Aplikacje i konfiguracje, które można przenieść dzisiaj
Obecnie aplikacje, które można łatwo przenosić, obejmują aplikacje SAML 2.0 korzystające ze standardowego zestawu elementów konfiguracji i oświadczeń. Te standardowe elementy to:
- Główna nazwa użytkownika
- Adres e-mail
- Imię
- Nazwisko
- Atrybut alternatywny jako identyfikator nazwy SAML, w tym atrybut e-mail identyfikatora entra firmy Microsoft, prefiks poczty, identyfikator pracownika, atrybuty rozszerzenia 1–15 lub lokalny atrybut SamAccountName. Aby uzyskać więcej informacji, zobacz Edytowanie oświadczenia NameIdentifier.
- Oświadczenia niestandardowe.
Następujące czynności wymagają wykonania dodatkowych kroków konfiguracji w celu przeprowadzenia migracji do identyfikatora Entra firmy Microsoft:
- Niestandardowe reguły autoryzacji lub uwierzytelniania wieloskładnikowego (MFA) w usługach AD FS. Można je skonfigurować przy użyciu funkcji dostępu warunkowego firmy Microsoft Entra.

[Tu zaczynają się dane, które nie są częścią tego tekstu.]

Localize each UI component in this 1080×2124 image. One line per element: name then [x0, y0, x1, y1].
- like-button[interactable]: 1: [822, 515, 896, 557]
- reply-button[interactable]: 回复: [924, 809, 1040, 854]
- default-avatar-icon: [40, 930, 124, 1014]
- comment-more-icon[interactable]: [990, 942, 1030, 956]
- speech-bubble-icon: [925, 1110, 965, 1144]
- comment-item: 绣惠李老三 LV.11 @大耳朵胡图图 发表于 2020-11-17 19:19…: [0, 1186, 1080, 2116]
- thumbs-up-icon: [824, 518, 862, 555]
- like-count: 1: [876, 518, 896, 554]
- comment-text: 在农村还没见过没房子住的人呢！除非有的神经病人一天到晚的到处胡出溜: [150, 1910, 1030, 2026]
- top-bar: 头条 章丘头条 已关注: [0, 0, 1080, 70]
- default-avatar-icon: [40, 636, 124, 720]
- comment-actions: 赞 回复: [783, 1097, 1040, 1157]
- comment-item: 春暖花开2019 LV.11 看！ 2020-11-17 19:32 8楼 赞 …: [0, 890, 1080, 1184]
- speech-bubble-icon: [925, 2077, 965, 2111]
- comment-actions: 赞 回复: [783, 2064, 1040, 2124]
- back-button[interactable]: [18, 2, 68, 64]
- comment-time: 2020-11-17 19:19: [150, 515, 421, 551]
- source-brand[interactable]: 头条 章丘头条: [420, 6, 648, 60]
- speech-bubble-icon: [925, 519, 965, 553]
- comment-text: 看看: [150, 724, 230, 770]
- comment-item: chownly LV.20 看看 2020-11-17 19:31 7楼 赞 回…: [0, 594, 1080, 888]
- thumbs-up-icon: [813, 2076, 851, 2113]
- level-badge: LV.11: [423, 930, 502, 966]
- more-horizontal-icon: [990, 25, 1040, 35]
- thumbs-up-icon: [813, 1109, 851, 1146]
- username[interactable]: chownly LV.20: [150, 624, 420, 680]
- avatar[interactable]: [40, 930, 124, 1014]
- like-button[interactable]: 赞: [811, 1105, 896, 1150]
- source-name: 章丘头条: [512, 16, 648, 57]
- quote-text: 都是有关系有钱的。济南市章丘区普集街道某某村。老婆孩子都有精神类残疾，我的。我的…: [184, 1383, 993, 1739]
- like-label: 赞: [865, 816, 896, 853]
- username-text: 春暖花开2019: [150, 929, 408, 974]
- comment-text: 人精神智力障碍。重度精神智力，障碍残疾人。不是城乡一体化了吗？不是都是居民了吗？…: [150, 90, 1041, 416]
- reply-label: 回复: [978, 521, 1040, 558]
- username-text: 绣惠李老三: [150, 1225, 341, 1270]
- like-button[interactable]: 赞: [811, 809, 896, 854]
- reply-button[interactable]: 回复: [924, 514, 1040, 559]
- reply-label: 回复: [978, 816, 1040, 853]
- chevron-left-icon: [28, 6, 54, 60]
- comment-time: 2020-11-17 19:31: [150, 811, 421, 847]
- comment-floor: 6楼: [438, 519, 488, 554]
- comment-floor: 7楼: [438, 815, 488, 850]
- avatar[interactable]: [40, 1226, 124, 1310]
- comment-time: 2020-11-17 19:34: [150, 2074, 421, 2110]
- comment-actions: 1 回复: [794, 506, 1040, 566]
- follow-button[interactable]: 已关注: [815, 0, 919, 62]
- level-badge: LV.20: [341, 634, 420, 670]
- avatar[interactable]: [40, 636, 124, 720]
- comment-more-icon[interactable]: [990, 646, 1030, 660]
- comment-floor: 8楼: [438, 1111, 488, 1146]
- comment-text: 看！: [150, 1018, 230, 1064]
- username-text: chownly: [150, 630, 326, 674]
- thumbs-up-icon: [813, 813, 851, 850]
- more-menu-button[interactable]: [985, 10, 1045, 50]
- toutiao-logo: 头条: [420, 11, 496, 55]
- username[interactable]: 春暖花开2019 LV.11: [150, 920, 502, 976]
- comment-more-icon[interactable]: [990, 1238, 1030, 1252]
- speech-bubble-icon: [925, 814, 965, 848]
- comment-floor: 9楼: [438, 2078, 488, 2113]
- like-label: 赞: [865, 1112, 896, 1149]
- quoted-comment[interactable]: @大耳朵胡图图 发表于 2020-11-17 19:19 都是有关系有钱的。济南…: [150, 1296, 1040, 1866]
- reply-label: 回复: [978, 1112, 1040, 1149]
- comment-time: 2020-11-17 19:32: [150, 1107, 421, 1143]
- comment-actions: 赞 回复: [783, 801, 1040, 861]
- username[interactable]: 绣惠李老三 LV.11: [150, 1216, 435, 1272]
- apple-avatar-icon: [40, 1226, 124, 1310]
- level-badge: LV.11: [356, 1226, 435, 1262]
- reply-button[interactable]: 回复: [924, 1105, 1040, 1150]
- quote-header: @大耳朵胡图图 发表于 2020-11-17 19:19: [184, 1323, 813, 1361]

- Aplikacje z wieloma punktami końcowymi adresu URL odpowiedzi. Można je skonfigurować w usłudze Microsoft Entra ID przy użyciu programu PowerShell lub interfejsu centrum administracyjnego firmy Microsoft Entra.
- Aplikacje usług federacyjnych w Internecie, takie jak aplikacje programu SharePoint, które wymagają tokenów w wersji 1.1 protokołu SAML. Można je skonfigurować ręcznie przy użyciu programu PowerShell. Możesz również dodać wstępnie całkowity szablon ogólny dla aplikacji sharePoint i SAML 1.1 z galerii. Obsługujemy protokół SAML 2.0.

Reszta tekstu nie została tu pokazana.